Tribunal de Contas brasileiro certifica segurança das urnas eletrônicas para eleições de outubro


 

Rio de Janeiro, 14 jul (Xinhua) -- O Tribunal de Contas da União (TCU) do Brasil concluiu que o sistema de urnas eletrônicas do país é seguro e que as eleições de outubro próximo não correm risco de serem adulteradas.

O TCU apresentou um relatório após analisar pela terceira vez as urnas eletrônicas e constatou que o Tribunal Superior Eleitoral (TSE) possui planos suficientes para prevenir, detectar, obstruir e neutralizar qualquer ação que ameace a segurança dos votos.

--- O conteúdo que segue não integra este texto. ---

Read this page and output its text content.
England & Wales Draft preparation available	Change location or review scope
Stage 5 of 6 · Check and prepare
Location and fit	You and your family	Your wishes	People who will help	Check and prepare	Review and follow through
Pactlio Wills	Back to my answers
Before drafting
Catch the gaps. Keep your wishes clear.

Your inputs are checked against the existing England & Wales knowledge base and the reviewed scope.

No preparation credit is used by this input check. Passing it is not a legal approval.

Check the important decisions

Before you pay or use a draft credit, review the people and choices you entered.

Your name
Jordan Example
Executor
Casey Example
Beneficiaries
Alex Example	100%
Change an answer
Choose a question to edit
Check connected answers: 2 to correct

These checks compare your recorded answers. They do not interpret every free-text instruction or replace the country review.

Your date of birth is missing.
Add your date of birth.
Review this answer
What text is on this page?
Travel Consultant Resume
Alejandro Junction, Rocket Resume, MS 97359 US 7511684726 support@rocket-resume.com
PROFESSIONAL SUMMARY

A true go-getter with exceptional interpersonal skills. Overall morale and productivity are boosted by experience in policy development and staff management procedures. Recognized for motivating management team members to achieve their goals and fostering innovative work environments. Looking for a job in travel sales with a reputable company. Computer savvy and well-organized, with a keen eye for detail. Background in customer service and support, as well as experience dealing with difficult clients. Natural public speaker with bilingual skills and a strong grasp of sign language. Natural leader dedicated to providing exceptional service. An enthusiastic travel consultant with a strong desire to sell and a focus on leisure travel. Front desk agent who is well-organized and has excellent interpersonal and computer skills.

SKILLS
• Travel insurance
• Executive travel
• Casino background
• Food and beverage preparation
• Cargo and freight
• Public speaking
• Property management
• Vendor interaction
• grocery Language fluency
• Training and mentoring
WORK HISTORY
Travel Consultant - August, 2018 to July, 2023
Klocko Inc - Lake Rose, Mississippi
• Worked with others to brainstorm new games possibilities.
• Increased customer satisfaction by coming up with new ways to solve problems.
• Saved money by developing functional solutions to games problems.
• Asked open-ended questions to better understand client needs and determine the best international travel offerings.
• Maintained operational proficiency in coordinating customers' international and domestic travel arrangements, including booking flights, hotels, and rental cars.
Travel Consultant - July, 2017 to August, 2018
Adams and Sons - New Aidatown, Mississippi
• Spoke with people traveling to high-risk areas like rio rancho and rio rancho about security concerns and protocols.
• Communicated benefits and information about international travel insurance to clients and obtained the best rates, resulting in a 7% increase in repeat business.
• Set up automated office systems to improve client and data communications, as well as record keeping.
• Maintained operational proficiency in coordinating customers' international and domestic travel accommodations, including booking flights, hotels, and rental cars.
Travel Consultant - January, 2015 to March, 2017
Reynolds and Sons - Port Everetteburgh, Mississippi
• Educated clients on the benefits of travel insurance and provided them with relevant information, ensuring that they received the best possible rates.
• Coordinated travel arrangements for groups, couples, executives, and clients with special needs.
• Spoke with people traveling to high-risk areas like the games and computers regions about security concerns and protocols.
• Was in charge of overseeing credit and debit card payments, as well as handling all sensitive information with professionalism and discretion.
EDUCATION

O moderno sistema de urnas eletrônicas do Brasil, que permite que se conheça em apenas poucas horas todos os resultados, apesar do tamanho continental do país, é questionado pelo presidente Jair Bolsonaro, que tem reiterado seguidamente não confiar nas urnas e pedido o voto impresso, algo que foi rechaçado pelo Congresso.

A auditoria do TCU avaliou a gestão de riscos para a proteção do processo eleitoral e a capacidade de evitar a interrupção da normalidade das eleições em caso de incidentes.

Em seu relatório, o TCU elogiou os testes de segurança realizados pelo TSE e a criação da Comissão de Transparência das Eleições (CTE), um grupo para receber sugestões de melhorias do processo eleitoral brasileiro.

"Sinto que o TSE se esforçou para aperfeiçoar a segurança interna do processo eleitoral, embora o sucesso do pleito também demande articulação com outras instituições e com a sociedade", explicou o auditor encarregado do relatório, ministro Bruno Dantas.

As eleições brasileiras se realizarão no dia 2 de outubro para a escolha do presidente, dos 27 governadores, deputados federais e senadores. No caso da Presidência e dos governos estaduais, se nenhum candidato obtiver a metade mais um dos votos, haverá um segundo turno, no domingo 30 de outubro.